# Forum Home Renovation Landscaping, Gardening & Outdoors  Reinforcing a post query

## Moondog55

Putting in a fence to separate the vegie garden from the rest of the back yard and adding in a tall post to take a shade sail.
What I have is one of the H4 non structural posts from the big green shed.
I am going to use it but I know from previous experience that they are a tad on the weak side when over 2400 out of the ground.
Eyebolt for the shade sail will be 2400 above the ground and the post is 3600mm
If I add a length of steel angle to it [ because I happen to have a short length here 1200 long] does it make any difference if it's at the back or at the front?
I'll be adding it at the midpoint of the above ground part of the post.
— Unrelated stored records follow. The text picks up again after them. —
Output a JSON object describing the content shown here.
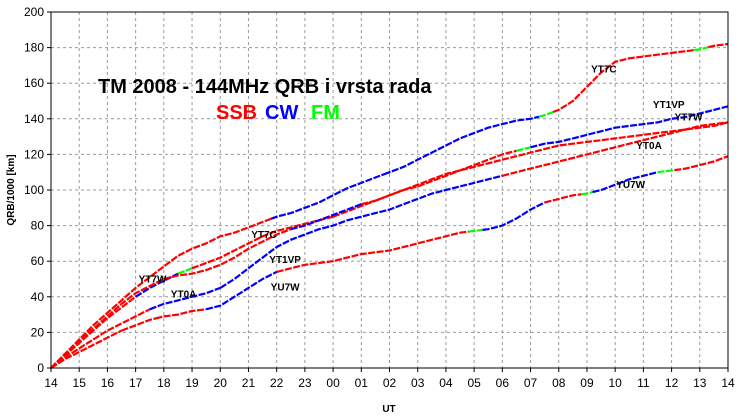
{
  "chart_data": {
    "type": "line",
    "title": "TM 2008 - 144MHz QRB i vrsta rada",
    "legend": [
      {
        "label": "SSB",
        "color": "#ff0000"
      },
      {
        "label": "CW",
        "color": "#0000ff"
      },
      {
        "label": "FM",
        "color": "#00ff00"
      }
    ],
    "xlabel": "UT",
    "ylabel": "QRB/1000 [km]",
    "x_ticks": [
      "14",
      "15",
      "16",
      "17",
      "18",
      "19",
      "20",
      "21",
      "22",
      "23",
      "00",
      "01",
      "02",
      "03",
      "04",
      "05",
      "06",
      "07",
      "08",
      "09",
      "10",
      "11",
      "12",
      "13",
      "14"
    ],
    "xlim": [
      0,
      24
    ],
    "ylim": [
      0,
      200
    ],
    "y_ticks": [
      0,
      20,
      40,
      60,
      80,
      100,
      120,
      140,
      160,
      180,
      200
    ],
    "grid": true,
    "annotations": [
      {
        "text": "YT7C",
        "x": 7.55,
        "y": 73
      },
      {
        "text": "YT7W",
        "x": 3.6,
        "y": 48
      },
      {
        "text": "YT0A",
        "x": 4.7,
        "y": 39.5
      },
      {
        "text": "YT1VP",
        "x": 8.3,
        "y": 59
      },
      {
        "text": "YU7W",
        "x": 8.3,
        "y": 43.5
      },
      {
        "text": "YT7C",
        "x": 19.6,
        "y": 166
      },
      {
        "text": "YT1VP",
        "x": 21.9,
        "y": 146
      },
      {
        "text": "YT7W",
        "x": 22.6,
        "y": 139
      },
      {
        "text": "YT0A",
        "x": 21.2,
        "y": 123
      },
      {
        "text": "YU7W",
        "x": 20.55,
        "y": 101
      }
    ],
    "series": [
      {
        "name": "YT7C",
        "x": [
          0,
          0.5,
          1,
          1.5,
          2,
          2.5,
          3,
          3.5,
          4,
          4.5,
          5,
          5.5,
          6,
          6.5,
          7,
          7.5,
          8,
          8.5,
          9,
          9.5,
          10,
          10.5,
          11,
          11.5,
          12,
          12.5,
          13,
          13.5,
          14,
          14.5,
          15,
          15.5,
          16,
          16.5,
          17,
          17.5,
          18,
          18.5,
          19,
          19.5,
          20,
          20.5,
          21,
          21.5,
          22,
          22.5,
          23,
          23.5,
          24
        ],
        "y": [
          0,
          8,
          16,
          24,
          31,
          38,
          45,
          51,
          57,
          63,
          67,
          70,
          74,
          76,
          79,
          82,
          85,
          87,
          90,
          93,
          97,
          101,
          104,
          107,
          110,
          113,
          117,
          121,
          125,
          129,
          132,
          135,
          137,
          139,
          140,
          142,
          145,
          150,
          158,
          166,
          172,
          174,
          175,
          176,
          177,
          178,
          179,
          181,
          182
        ],
        "segments": [
          {
            "from": 0,
            "to": 7.8,
            "mode": "SSB"
          },
          {
            "from": 7.8,
            "to": 11.8,
            "mode": "CW"
          },
          {
            "from": 11.8,
            "to": 17.3,
            "mode": "CW"
          },
          {
            "from": 17.3,
            "to": 17.8,
            "mode": "FM"
          },
          {
            "from": 17.8,
            "to": 22.8,
            "mode": "SSB"
          },
          {
            "from": 22.8,
            "to": 23.3,
            "mode": "FM"
          },
          {
            "from": 23.3,
            "to": 24,
            "mode": "SSB"
          }
        ]
      },
      {
        "name": "YT7W",
        "x": [
          0,
          0.5,
          1,
          1.5,
          2,
          2.5,
          3,
          3.5,
          4,
          4.5,
          5,
          5.5,
          6,
          6.5,
          7,
          7.5,
          8,
          8.5,
          9,
          9.5,
          10,
          10.5,
          11,
          11.5,
          12,
          12.5,
          13,
          13.5,
          14,
          14.5,
          15,
          15.5,
          16,
          16.5,
          17,
          17.5,
          18,
          18.5,
          19,
          19.5,
          20,
          20.5,
          21,
          21.5,
          22,
          22.5,
          23,
          23.5,
          24
        ],
        "y": [
          0,
          7,
          14,
          21,
          28,
          34,
          40,
          45,
          49,
          53,
          56,
          59,
          62,
          66,
          70,
          74,
          77,
          79,
          81,
          83,
          85,
          88,
          91,
          94,
          97,
          100,
          103,
          106,
          109,
          111,
          113,
          115,
          117,
          119,
          121,
          123,
          125,
          126,
          127,
          128,
          129,
          130,
          131,
          132,
          133,
          134,
          135,
          136,
          138
        ],
        "segments": [
          {
            "from": 0,
            "to": 3,
            "mode": "SSB"
          },
          {
            "from": 3,
            "to": 4.5,
            "mode": "CW"
          },
          {
            "from": 4.5,
            "to": 5,
            "mode": "FM"
          },
          {
            "from": 5,
            "to": 10,
            "mode": "SSB"
          },
          {
            "from": 10,
            "to": 24,
            "mode": "SSB"
          }
        ]
      },
      {
        "name": "YT1VP",
        "x": [
          0,
          0.5,
          1,
          1.5,
          2,
          2.5,
          3,
          3.5,
          4,
          4.5,
          5,
          5.5,
          6,
          6.5,
          7,
          7.5,
          8,
          8.5,
          9,
          9.5,
          10,
          10.5,
          11,
          11.5,
          12,
          12.5,
          13,
          13.5,
          14,
          14.5,
          15,
          15.5,
          16,
          16.5,
          17,
          17.5,
          18,
          18.5,
          19,
          19.5,
          20,
          20.5,
          21,
          21.5,
          22,
          22.5,
          23,
          23.5,
          24
        ],
        "y": [
          0,
          8,
          15,
          22,
          29,
          36,
          42,
          46,
          50,
          52,
          53,
          55,
          58,
          62,
          67,
          71,
          75,
          78,
          80,
          83,
          86,
          89,
          92,
          94,
          97,
          100,
          102,
          105,
          108,
          111,
          114,
          117,
          120,
          122,
          124,
          126,
          127,
          129,
          131,
          133,
          135,
          136,
          137,
          138,
          140,
          141,
          143,
          145,
          147
        ],
        "segments": [
          {
            "from": 0,
            "to": 8.5,
            "mode": "SSB"
          },
          {
            "from": 8.5,
            "to": 11,
            "mode": "CW"
          },
          {
            "from": 11,
            "to": 16.5,
            "mode": "SSB"
          },
          {
            "from": 16.5,
            "to": 17,
            "mode": "FM"
          },
          {
            "from": 17,
            "to": 24,
            "mode": "CW"
          }
        ]
      },
      {
        "name": "YT0A",
        "x": [
          0,
          0.5,
          1,
          1.5,
          2,
          2.5,
          3,
          3.5,
          4,
          4.5,
          5,
          5.5,
          6,
          6.5,
          7,
          7.5,
          8,
          8.5,
          9,
          9.5,
          10,
          10.5,
          11,
          11.5,
          12,
          12.5,
          13,
          13.5,
          14,
          14.5,
          15,
          15.5,
          16,
          16.5,
          17,
          17.5,
          18,
          18.5,
          19,
          19.5,
          20,
          20.5,
          21,
          21.5,
          22,
          22.5,
          23,
          23.5,
          24
        ],
        "y": [
          0,
          6,
          11,
          16,
          21,
          25,
          29,
          33,
          36,
          38,
          40,
          42,
          45,
          50,
          56,
          62,
          68,
          72,
          75,
          78,
          80,
          83,
          85,
          87,
          89,
          92,
          95,
          98,
          100,
          102,
          104,
          106,
          108,
          110,
          112,
          114,
          116,
          118,
          120,
          122,
          124,
          126,
          128,
          130,
          132,
          134,
          136,
          137,
          138
        ],
        "segments": [
          {
            "from": 0,
            "to": 3.5,
            "mode": "SSB"
          },
          {
            "from": 3.5,
            "to": 6,
            "mode": "CW"
          },
          {
            "from": 6,
            "to": 16,
            "mode": "CW"
          },
          {
            "from": 16,
            "to": 24,
            "mode": "SSB"
          }
        ]
      },
      {
        "name": "YU7W",
        "x": [
          0,
          0.5,
          1,
          1.5,
          2,
          2.5,
          3,
          3.5,
          4,
          4.5,
          5,
          5.5,
          6,
          6.5,
          7,
          7.5,
          8,
          8.5,
          9,
          9.5,
          10,
          10.5,
          11,
          11.5,
          12,
          12.5,
          13,
          13.5,
          14,
          14.5,
          15,
          15.5,
          16,
          16.5,
          17,
          17.5,
          18,
          18.5,
          19,
          19.5,
          20,
          20.5,
          21,
          21.5,
          22,
          22.5,
          23,
          23.5,
          24
        ],
        "y": [
          0,
          5,
          9,
          13,
          17,
          21,
          24,
          27,
          29,
          30,
          32,
          33,
          35,
          40,
          45,
          50,
          54,
          56,
          58,
          59,
          60,
          62,
          64,
          65,
          66,
          68,
          70,
          72,
          74,
          76,
          77,
          78,
          80,
          84,
          89,
          93,
          95,
          97,
          98,
          100,
          103,
          106,
          108,
          110,
          111,
          112,
          114,
          116,
          119
        ],
        "segments": [
          {
            "from": 0,
            "to": 2.5,
            "mode": "SSB"
          },
          {
            "from": 2.5,
            "to": 3.7,
            "mode": "SSB"
          },
          {
            "from": 3.7,
            "to": 5.5,
            "mode": "SSB"
          },
          {
            "from": 5.5,
            "to": 8,
            "mode": "CW"
          },
          {
            "from": 8,
            "to": 14.8,
            "mode": "SSB"
          },
          {
            "from": 14.8,
            "to": 15.3,
            "mode": "FM"
          },
          {
            "from": 15.3,
            "to": 17.5,
            "mode": "CW"
          },
          {
            "from": 17.5,
            "to": 18.8,
            "mode": "SSB"
          },
          {
            "from": 18.8,
            "to": 19.2,
            "mode": "FM"
          },
          {
            "from": 19.2,
            "to": 21.5,
            "mode": "CW"
          },
          {
            "from": 21.5,
            "to": 22.1,
            "mode": "FM"
          },
          {
            "from": 22.1,
            "to": 24,
            "mode": "SSB"
          }
        ]
      }
    ]
  }
}
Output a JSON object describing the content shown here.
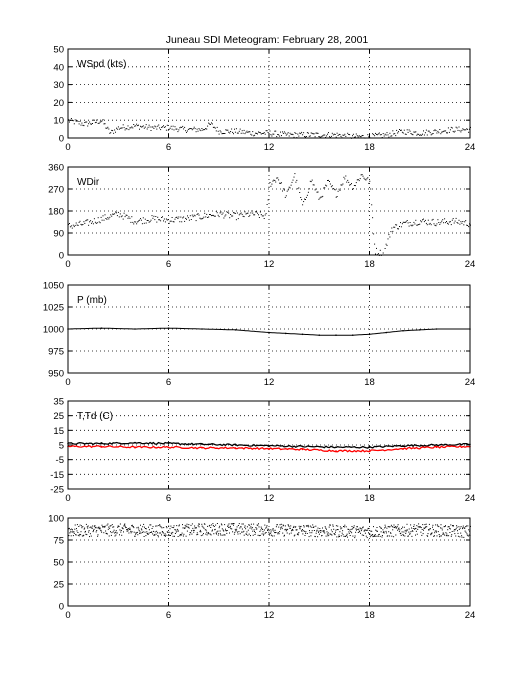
{
  "figure": {
    "title": "Juneau SDI Meteogram:  February 28, 2001"
  },
  "chart_data": [
    {
      "type": "scatter",
      "panel_label": "WSpd (kts)",
      "xlim": [
        0,
        24
      ],
      "ylim": [
        0,
        50
      ],
      "xticks": [
        "0",
        "6",
        "12",
        "18",
        "24"
      ],
      "yticks": [
        "0",
        "10",
        "20",
        "30",
        "40",
        "50"
      ],
      "grid": true,
      "series": [
        {
          "color": "#000000",
          "x": [
            0,
            1,
            2,
            2.5,
            3,
            4,
            5,
            6,
            7,
            8,
            8.5,
            9,
            10,
            11,
            12,
            13,
            14,
            15,
            16,
            17,
            18,
            19,
            20,
            21,
            22,
            23,
            24
          ],
          "values": [
            10,
            8,
            10,
            3,
            6,
            7,
            6,
            6,
            5,
            5,
            8,
            4,
            4,
            3,
            3,
            2,
            2,
            2,
            2,
            1,
            1,
            2,
            4,
            3,
            4,
            5,
            5
          ]
        }
      ]
    },
    {
      "type": "scatter",
      "panel_label": "WDir",
      "xlim": [
        0,
        24
      ],
      "ylim": [
        0,
        360
      ],
      "xticks": [
        "0",
        "6",
        "12",
        "18",
        "24"
      ],
      "yticks": [
        "0",
        "90",
        "180",
        "270",
        "360"
      ],
      "grid": true,
      "series": [
        {
          "color": "#000000",
          "x": [
            0,
            1,
            2,
            3,
            4,
            5,
            6,
            7,
            8,
            9,
            10,
            11,
            11.8,
            12,
            12.5,
            13,
            13.5,
            14,
            14.5,
            15,
            15.5,
            16,
            16.5,
            17,
            17.5,
            18,
            18.3,
            18.8,
            19.3,
            20,
            21,
            22,
            23,
            24
          ],
          "values": [
            120,
            130,
            150,
            170,
            140,
            150,
            145,
            150,
            160,
            170,
            160,
            170,
            160,
            290,
            320,
            240,
            330,
            200,
            310,
            230,
            300,
            250,
            320,
            280,
            330,
            300,
            20,
            5,
            110,
            130,
            140,
            135,
            140,
            130
          ]
        }
      ]
    },
    {
      "type": "line",
      "panel_label": "P (mb)",
      "xlim": [
        0,
        24
      ],
      "ylim": [
        950,
        1050
      ],
      "xticks": [
        "0",
        "6",
        "12",
        "18",
        "24"
      ],
      "yticks": [
        "950",
        "975",
        "1000",
        "1025",
        "1050"
      ],
      "grid": true,
      "series": [
        {
          "color": "#000000",
          "x": [
            0,
            2,
            4,
            6,
            8,
            10,
            12,
            13,
            14,
            15,
            16,
            17,
            18,
            19,
            20,
            21,
            22,
            24
          ],
          "values": [
            1000,
            1001,
            1000,
            1001,
            1000,
            999,
            996,
            995,
            994,
            993,
            993,
            993,
            994,
            996,
            998,
            999,
            1000,
            1000
          ]
        }
      ]
    },
    {
      "type": "line",
      "panel_label": "T,Td (C)",
      "xlim": [
        0,
        24
      ],
      "ylim": [
        -25,
        35
      ],
      "xticks": [
        "0",
        "6",
        "12",
        "18",
        "24"
      ],
      "yticks": [
        "-25",
        "-15",
        "-5",
        "5",
        "15",
        "25",
        "35"
      ],
      "grid": true,
      "series": [
        {
          "color": "#000000",
          "x": [
            0,
            2,
            4,
            6,
            8,
            10,
            12,
            14,
            16,
            18,
            20,
            22,
            24
          ],
          "values": [
            6,
            6,
            6.5,
            6,
            5.5,
            5,
            4.5,
            4,
            3.5,
            3.5,
            4.5,
            5,
            5.5
          ]
        },
        {
          "color": "#ff0000",
          "x": [
            0,
            2,
            4,
            6,
            8,
            10,
            12,
            14,
            16,
            18,
            20,
            22,
            24
          ],
          "values": [
            4,
            4,
            3.5,
            3.5,
            3,
            3,
            2.5,
            2,
            1,
            1,
            2.5,
            3.5,
            4
          ]
        }
      ]
    },
    {
      "type": "scatter",
      "panel_label": "",
      "xlim": [
        0,
        24
      ],
      "ylim": [
        0,
        100
      ],
      "xticks": [
        "0",
        "6",
        "12",
        "18",
        "24"
      ],
      "yticks": [
        "0",
        "25",
        "50",
        "75",
        "100"
      ],
      "grid": true,
      "series": [
        {
          "color": "#000000",
          "x": [
            0,
            3,
            6,
            9,
            12,
            15,
            18,
            21,
            24
          ],
          "values": [
            86,
            87,
            86,
            88,
            87,
            86,
            85,
            87,
            85
          ]
        }
      ]
    }
  ]
}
I've stopped work for today but I'm only 600mm down; tomorrow I'll go down another 150mm but that's as far as I can go, below that depth it's marl and not much good.
The other fence posts are 2400 and 600 into the ground and all the posts will be tied together using H3.  Posts are tall even if the fence will only be about 800 because it allows trellis for vertical gardening

----------


## droog

I would put it at the back. The front of the post will be under compression force, at the back the load will be trying to stretch the timber.

----------


## Moondog55

I'll be doing the steel at the back but I found a short length of F-17 so I've glued and screwed that 1500mm section to the front as well

----------